Ms. Rachna Jain Associate Director - Corporate Ratings at Fitch Ratings
Saswata Guha, Director - Financial Institutions, Fitch Ratings.
Roughly by when do you expect the stress levels in the power sector loans to subside from the current standpoint, and how?
Rachna Jain: Financial restructuring under UDAY will provide some immediate breathing space. To start with, the participating states will take over 75 per cent of discoms´ debt outstanding at end-September 2015 by FY17. The rest of the debt will be re-priced or issued as state-guaranteed discom bonds at coupon rates about 3 per cent less than the average existing interest rate (around 12 per cent). This will provide immediate interest cost-savings to the discoms. However, most of the 12 out of the 16 committed states which reported net cash losses in FY14 will continue to do so even after accounting for the annual interest cost savings (on FY14 numbers). Hence, debt restructuring is not the only solution to turn around the financial profile of discoms on a sustained basis.

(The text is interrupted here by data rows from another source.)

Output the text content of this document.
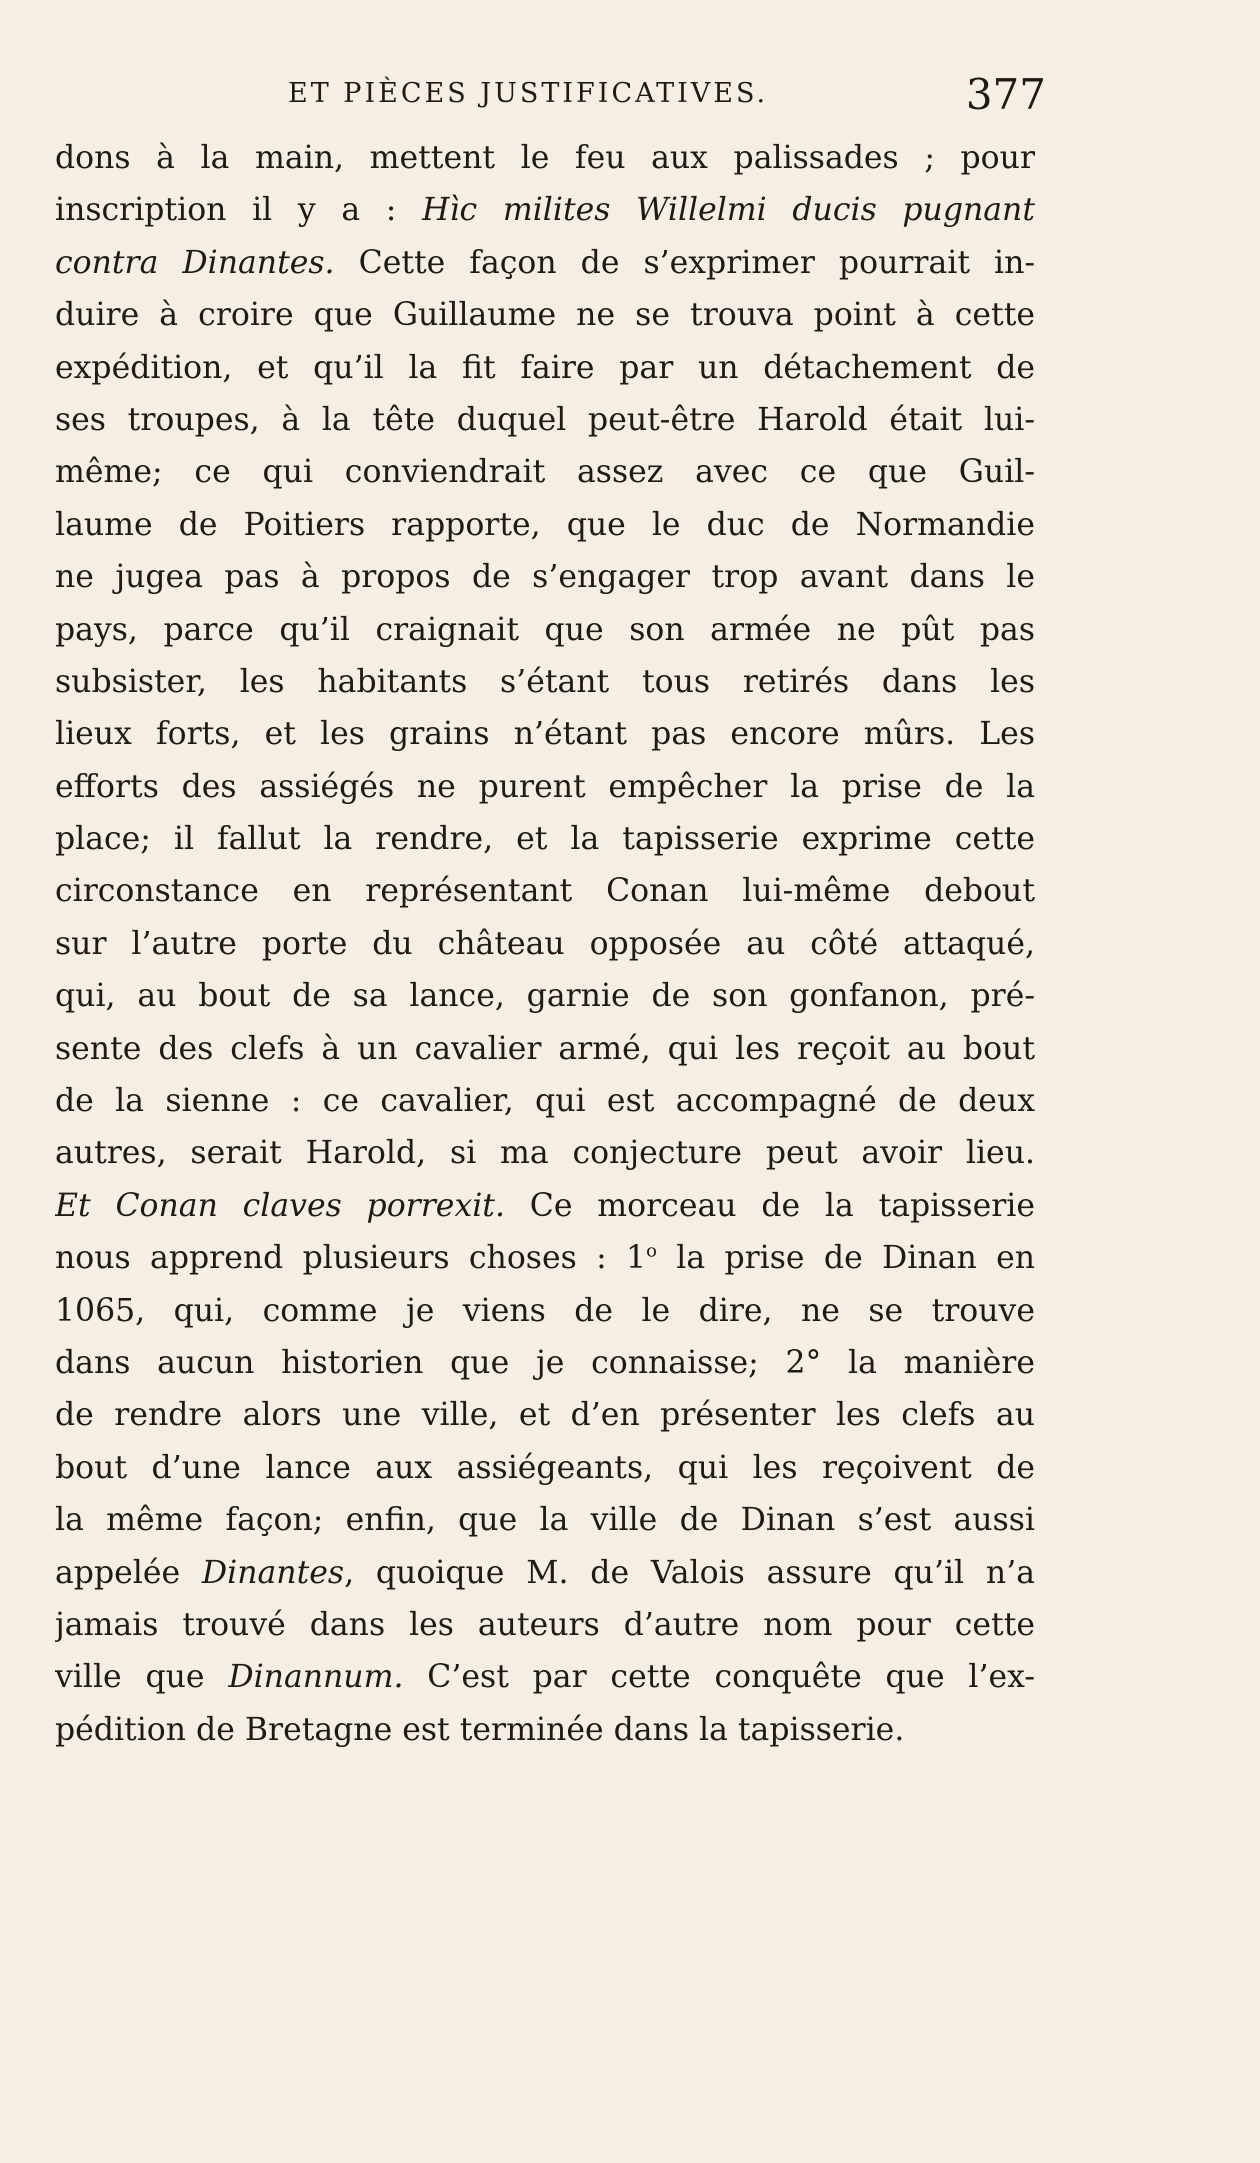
ET PIÈCES JUSTIFICATIVES.	377
dons à la main, mettent le feu aux palissades ; pour
inscription il y a : Hìc milites Willelmi ducis pugnant
contra Dinantes. Cette façon de s’exprimer pourrait in-
duire à croire que Guillaume ne se trouva point à cette
expédition, et qu’il la fit faire par un détachement de
ses troupes, à la tête duquel peut-être Harold était lui-
même; ce qui conviendrait assez avec ce que Guil-
laume de Poitiers rapporte, que le duc de Normandie
ne jugea pas à propos de s’engager trop avant dans le
pays, parce qu’il craignait que son armée ne pût pas
subsister, les habitants s’étant tous retirés dans les
lieux forts, et les grains n’étant pas encore mûrs. Les
efforts des assiégés ne purent empêcher la prise de la
place; il fallut la rendre, et la tapisserie exprime cette
circonstance en représentant Conan lui-même debout
sur l’autre porte du château opposée au côté attaqué,
qui, au bout de sa lance, garnie de son gonfanon, pré-
sente des clefs à un cavalier armé, qui les reçoit au bout
de la sienne : ce cavalier, qui est accompagné de deux
autres, serait Harold, si ma conjecture peut avoir lieu.
Et Conan claves porrexit. Ce morceau de la tapisserie
nous apprend plusieurs choses : 1$^o$ la prise de Dinan en
1065, qui, comme je viens de le dire, ne se trouve
dans aucun historien que je connaisse; 2° la manière
de rendre alors une ville, et d’en présenter les clefs au
bout d’une lance aux assiégeants, qui les reçoivent de
la même façon; enfin, que la ville de Dinan s’est aussi
appelée Dinantes, quoique M. de Valois assure qu’il n’a
jamais trouvé dans les auteurs d’autre nom pour cette
ville que Dinannum. C’est par cette conquête que l’ex-
pédition de Bretagne est terminée dans la tapisserie.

The continued efficiency improvement (lower AT&C losses) and adequate tariff increase are imperative for any sustainable structural improvement. It may take a couple of years for these to show affects.
Power sector is among the sectors whose assets are stressed. What is the total debt of the sector and how much of it is stressed and what is the contribution of segments like generation, transmission and distribution to this?
Saswata Guha: The total debt of power distribution companies (discoms) outstanding as at end-September 2015 was Rs.4.3 lakh crore. We expect the actual direct exposure to State Electricity Boards (SEBs) to come down significantly for banks due to the Ujwal Discom Assurance Yojana (UDAY) package which converts 75 per cent of the debt into state-government bonds. The remaining direct exposure is expected to be held in the form of loans or bonds.
However, intuitively, I would expect any exposure to SEBs to be treated as stressed unless one is able to see tangible improvement in their performance. Sub-segment data is not publicly disclosed although we estimate the discom/generation to be the biggest share of the total power exposure.
What are the factors that are contributing to this stressed debt levels of the sector and what are the remedies available for improving the situation?
Rachna Jain: Discoms are the weakest link in India´s power sector. The reduced capacity utilisation of the sector is driven primarily by financially stressed power discoms, which are unable to purchase electricity because of their weak financial positions. It is a combination of crippling debt built over last few years, aggregate technical and commercial (AT&C) losses, less-than-commensurate increase in tariff, and dearer power over the last few years which have resulted in discoms saddled with huge accumulated losses (end-March 2015: Rs.3.8 lakh crore) and towering debt (end-September 2015: Rs.4.3 lakh crore).
India´s central government has introduced a voluntary rehabilitation scheme, Ujwal Discom Assurance Yojana (UDAY), for financial and operational turnaround of distressed state distribution utilities (discoms) in November 2015. The scheme is more comprehensive than previous packages which had focused primarily on debt restructuring. The current four-pronged strategy aims to:
1) reduce the interest burden
2) improve operational efficiency
3) reduce power purchase cost, and
4) enforce financial discipline.
The financial restructuring will provide some immediate breathing space, however, timely reduction of AT&C losses and adequate tariff hikes are essential for a sustainable improvement of the state discoms. This will, in turn, benefit power generation and transmission companies via timely clearance of dues and higher utilisation levels, and new projects with signed power purchase agreements (PPAs).
When there are claims of surplus capacity all around, how fresh investments will pan out in the sector in the next three-five years and why?
Rachna Jain: The claims of surplus capacity are mainly on the back of lower off-take by discoms because of their stressed financial positions rather than actual low demand of electricity from the end-users. We believe that with improvement in financial and operational status of the discoms, the utilisation levels of generation companies (Gencos) will improve as well. However, this will take some time and hence fresh investments in generation sector will keep plant load factors subdued till then. On the other hand, fresh investments in electricity grid will reduce congestion and enable transfer of power from surplus to deficit regions to an extent.
How UDAY is expected to change/ improve the discom scenario in the next couple of years and what is its visibility by now? What are the concurrent measures that may be required to bring the sector above water?
Rachna Jain: UDAY is off to a promising start with in-principle approval from twenty Indian states and one union territory. Out of these, 17 have already signed up for the scheme. Participation by a number of states which are not ruled by the key ruling political party at the centre - the Bharatiya Janata Party - reflects the various merits and wider acceptance of the package. We note that UDAY in its current state is applicable only to the state-owned discoms. Most of the key states are under purview. However, Tamil Nadu, liable for 25 per cent of FY14 net cash losses, is yet to come on board.
As is stated earlier, financial restructuring - as depicted in the scheme, will provide some immediate breathing space, however, timely reduction of AT&C losses and adequate tariff hikes are essential for a sustainable improvement of the state discoms. This will in turn benefit power generation and transmission companies via timely clearance of dues and higher utilisation levels, and new projects with signed power purchase agreements.